However, if the promise is to be an always-encrypted Transport layer (kind of like how CurveCP [1] wanted to be - over TCP though) with small performance gains - or in other words no performance drawbacks - then I'm all for it.

I'm just getting the feeling Google is promoting it the wrong way. Shouldn't they be saying "hey, we're going to encrypt the Transport layer by default now!" ? Or am I misunderstanding the purpose of QUIC?

[1] - http://curvecp.org/

4 comments

The first diagram, if I'm interpreting it correctly, shows two whole round trip times shaved off compared to TCP + TLS, and one compared to plain TCP (which is basically no longer acceptable). For a newly visited site, that becomes one and zero.

The 100ms ping time in the diagram may be pretty high for connections to Google, with its large number of geographically distributed servers, but for J. Random Site with only one server... it's about right for US coast-to-coast pings, and international pings are of course significantly higher. [1] states that users will subconsciously prefer a website if it loads a mere 250ms faster than its competitors. If two websites are on the other coast, have been visited before, and are using TLS, one of them can get most of the way to that number (200ms) simply by adopting QUIC! Now, I'm a Japanophile and sometimes visit Japanese websites, and my ping time to Japan is about 200ms[2]; double that is 400ms, which is the delay that the same article says causes people to search less; not sure this is a terribly important use case, but I know I'll be happier if my connections load faster.

Latency is more important than people think.

[1] http://www.nytimes.com/2012/03/01/technology/impatient-web-u...

[2] http://www.cloudping.info

> Packet sequence numbers are never reused when retransmitting a packet. This avoids ambiguity about which packets have been received and avoids dreaded retransmission timeouts.

How does this work?

As a total guess, I assume the client gets a stream of packets, buffers them all up, waits for some threshold before re-requesting any missing sequence numbers. When that missing packet comes back in (all while the stream continued) with its new number, it puts in in place, and pushes the data up to the application and clears it's buffer. Client probably sends "I'm good up to sequence n" every once and a while so the server can clear it's re-transmit buffer.

That's pretty cool. Treat it as a lossy stream, rather than a "OH CRAP EVERYBODY STOP EVERYTHING, FRED FELL DOWN!". With this, FRED IS DED!

(Tedious disclaimer: my opinion, not my employer's. Not representing anybody else. I work at Google and have some involvement in this project.)

Others have discussed the technical aspects of what QUIC is achieving, but you can understand its purpose fairly easily by saying "QUIC" out loud ;)

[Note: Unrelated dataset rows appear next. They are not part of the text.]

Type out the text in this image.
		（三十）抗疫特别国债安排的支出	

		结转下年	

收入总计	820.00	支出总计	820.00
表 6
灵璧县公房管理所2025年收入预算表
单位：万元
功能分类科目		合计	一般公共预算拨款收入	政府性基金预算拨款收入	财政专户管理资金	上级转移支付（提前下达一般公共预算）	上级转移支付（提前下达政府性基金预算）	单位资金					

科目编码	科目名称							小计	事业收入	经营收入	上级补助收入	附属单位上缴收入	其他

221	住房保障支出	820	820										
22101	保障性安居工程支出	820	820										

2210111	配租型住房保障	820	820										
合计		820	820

If that's not clear enough, it stands for "Quick UDP Internet Connections", which I think makes it fairly clear what it achieves. You can read more about it in the FAQ: https://docs.google.com/a/chromium.org/document/d/1lmL9EF6qK...

Note that the blog post doesn't say "1% slowest sites", it says "1% slowest connections" - that's the mobile and satellite users. Think about how many seconds it takes to load google.com on your phone when your signal isn't great. How does taking a second off that sound to you?

QUIC was never intended to be encrypted UDP, although plenty of people had that misinterpretation. (DTLS is already encrypted UDP.) QUIC is a replacement for TCP and TLS.
So then it's an "always-encrypted" TCP? Or is the "always-encrypted" part wrong? Is it going to be like HTTP/2 where it still has an option for plain-text? (hopefully not)
You got the stats wrong. Its always the same site specifically some unnamed Google property (they used Search and Youtube as other examples so it could be one of them).

Google is say that, for clients connecting to the same site, the slowest 1% of those clients saw a 1 second improvement in page load time by using QUIC instead of TCP. (presumably its SPDY + QUIC against SPDY + TCP as they say at the end of the article). That's pretty good.

It was 1 second shaved

Not sure what you are getting at, s/sites/clients/. The definition of 'pretty good' depends on how slow that 1% of clients are, as the parent said, 1 second out of 60 (or even 30 or 10) would not really be anything of note.